How choosing a variable rate investment loan can help you maximise your property portfolio.
If you're looking to build your property portfolio, you'll need an investment home loan. There are a wide range of home loan products for investors, and it can be difficult to sort through them unless you know how to compare one to another. Read on to find out why a variable rate investment loan could be a good option for you, and find out how to compare them.
Compare Variable Rate Investment Home Loans
What is a variable rate investment home loan?
A variable rate investment home loan is a home loan designed specifically for property investors. The interest rate can change at any time, depending on a variety of factors. Lenders change interest rates based on cash rate moves by the Reserve Bank of Australia, funding costs and competitive pressures.
Because the rate can change at any time, this means your repayments can also change at any time. This is why it's important for you as an investor to budget wisely to ensure you can continue to meet your repayment obligations should interest rates rise.
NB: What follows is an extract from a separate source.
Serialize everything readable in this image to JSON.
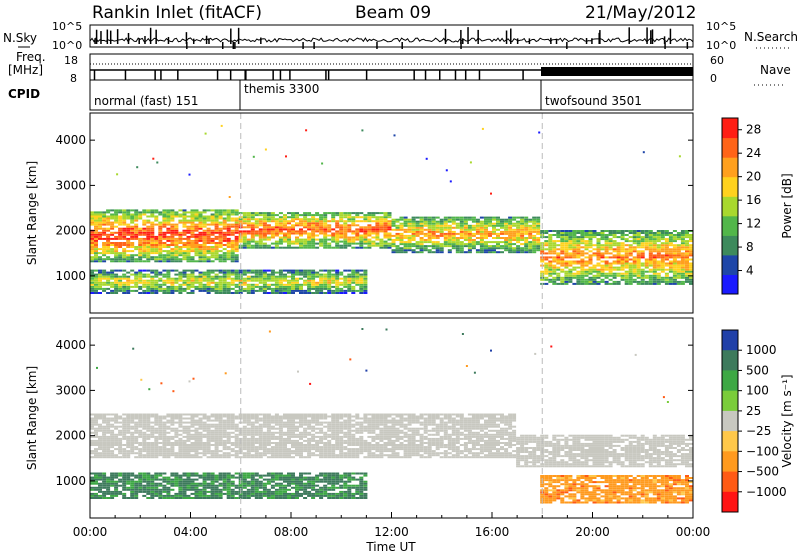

Investment home loans are slightly different from owner-occupier home loans in that they often carry higher interest rates and tougher credit criteria. Lenders often charge a higher rate for investment loans because investors are seen as a riskier category of borrowers. Moreover, Australia's banking regulator, the Australian Prudential Regulation Authority (APRA), has limited the amount of investment loans that banks can give out to 10% of the bank’s new lending business.
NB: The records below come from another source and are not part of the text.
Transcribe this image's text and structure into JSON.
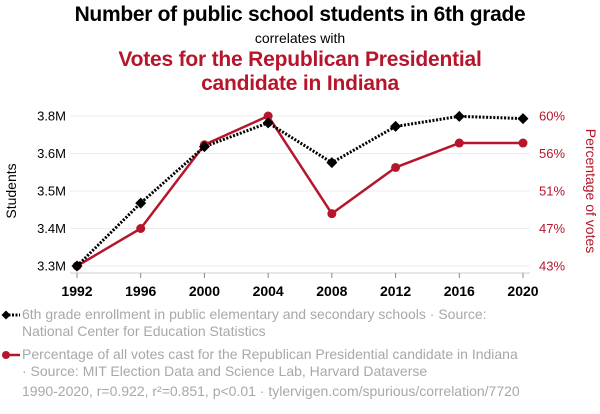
{
  "title": "Number of public school students in 6th grade",
  "subtitle": "correlates with",
  "title2_line1": "Votes for the Republican Presidential",
  "title2_line2": "candidate in Indiana",
  "colors": {
    "series1": "#000000",
    "series2": "#b6162b",
    "grid": "#ececec",
    "axis": "#cccccc",
    "legend_text": "#a8a8a8"
  },
  "legend": [
    {
      "line1": "6th grade enrollment in public elementary and secondary schools · Source:",
      "line2": "National Center for Education Statistics"
    },
    {
      "line1": "Percentage of all votes cast for the Republican Presidential candidate in Indiana",
      "line2": "· Source: MIT Election Data and Science Lab, Harvard Dataverse"
    }
  ],
  "footer": "1990-2020, r=0.922, r²=0.851, p<0.01 · tylervigen.com/spurious/correlation/7720",
  "chart_data": {
    "type": "line",
    "title": "Number of public school students in 6th grade correlates with Votes for the Republican Presidential candidate in Indiana",
    "x": [
      1992,
      1996,
      2000,
      2004,
      2008,
      2012,
      2016,
      2020
    ],
    "xticks": [
      "1992",
      "1996",
      "2000",
      "2004",
      "2008",
      "2012",
      "2016",
      "2020"
    ],
    "grid": true,
    "series": [
      {
        "name": "6th grade enrollment in public elementary and secondary schools",
        "axis": "left",
        "style": "dotted-diamond",
        "unit": "millions",
        "values": [
          3.3,
          3.493,
          3.666,
          3.739,
          3.617,
          3.728,
          3.759,
          3.752
        ]
      },
      {
        "name": "Percentage of all votes cast for the Republican Presidential candidate in Indiana",
        "axis": "right",
        "style": "solid-circle",
        "unit": "percent",
        "values": [
          42.8,
          47.1,
          56.7,
          60.0,
          48.8,
          54.1,
          56.9,
          56.9
        ]
      }
    ],
    "left_axis": {
      "label": "Students",
      "ylim": [
        3.3,
        3.76
      ],
      "ticks": [
        "3.3M",
        "3.4M",
        "3.5M",
        "3.6M",
        "3.8M"
      ]
    },
    "right_axis": {
      "label": "Percentage of votes",
      "ylim": [
        42.8,
        60.0
      ],
      "ticks": [
        "43%",
        "47%",
        "51%",
        "56%",
        "60%"
      ]
    },
    "legend_position": "bottom"
  }
}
However, investment home loans can also afford you greater borrowing power than owner-occupier home loans. When lenders calculate your income as an investor, they'll take into account a portion of the rent that you're likely to receive from your investment property. By adding this rental income to your regular income, you may be able to borrow a larger sum than you could as an owner-occupier.
Why choose a variable rate investment home loan?
When you're choosing an investment property home loan, one of the first decisions you'll have to make is whether you want a variable rate or fixed rate mortgage product. There are benefits and drawbacks to either structure.
Variable rate loans often have lower rates than fixed rate products. This can save you money on repayments, particularly if you choose interest-only repayments.
Interest-only repayments allow you to repay only the interest portion of your home loan for a set period of time, usually up to five years. Many investors choose this structure due to the tax and cash flow benefits. Interest on an investment property home loan is tax deductible. By choosing a low variable rate investment home loan on interest-only repayments, you can maximise both your cash flow and your tax deductible debt.
Variable rate investment loans also tend to offer more flexibility. Variable rate home loans generally allow you to make as many additional repayments as you like without penalty. This can help you get ahead on your repayments and, if you're making principal and interest repayments, allow you to pay off your home loan quicker.
What are the downsides?
The downside of variable rate home loans is that your rate can change at any time. This can make budgeting difficult, particularly for investors counting on a certain level of rental income to meet their home loan repayments. Many fixed rate investment home loans allow investors to pay interest up to 12 months in advance, maximising their cash flow for the remainder of the year. Variable rate home loans don't offer this option.
How do I compare variable rate investment home loans?
Sorting through the variety of variable rate investment home loans on the market can be daunting, but if you know what you're looking for, you'll be better able to compare your options and find the right loan for you. You should compare variable rate investment home loans based on:
- Interest rate. The interest rate is the primary indicator of how much you'll actually end up paying for an investment rate home loan. A low interest rate means lower repayments, which will help minimise the expenses associated with your investment property and maximise your cash flow. A slight change in interest rate can make a big difference to your repayments. For example, a $500,000 interest-only home loan at a rate of 4.25% would put your monthly repayments at $1,770.83. The same home loan at a 4.00% rate would see your repayments drop to $1,666.67.
- Fees. Ongoing fees can eat into the value you get from a low variable rate. Some home loans carry monthly or annual account-keeping or administrative fees that don't show up in the headline interest rate. This is why it's always important to pay attention to the comparison rate. The comparison rate takes into account the fees associated with the home loan combined with its headline interest rate and expresses this figure as a percentage. The comparison rate often gives you a much better idea of a home loan's true value.
- Features. Some home loans come with handy features that can help you better manage your mortgage. For example, offset accounts can save you on interest payments by reducing the amount on which interest is charged by the amount in the account. Redraw accounts allow you to access any extra repayments you've made on your loan should you need a quick cash injection. As mentioned before, home loans that offer interest-only repayments allow you to maximise your tax deductible debt while minimising your expenses. Flexible features can be an important factor in choosing an investment property home loan.
A variable rate investment loan could be the right option to help you build up your property portfolio. Be sure to thoroughly compare home loans to make sure the investment loan you get works for you.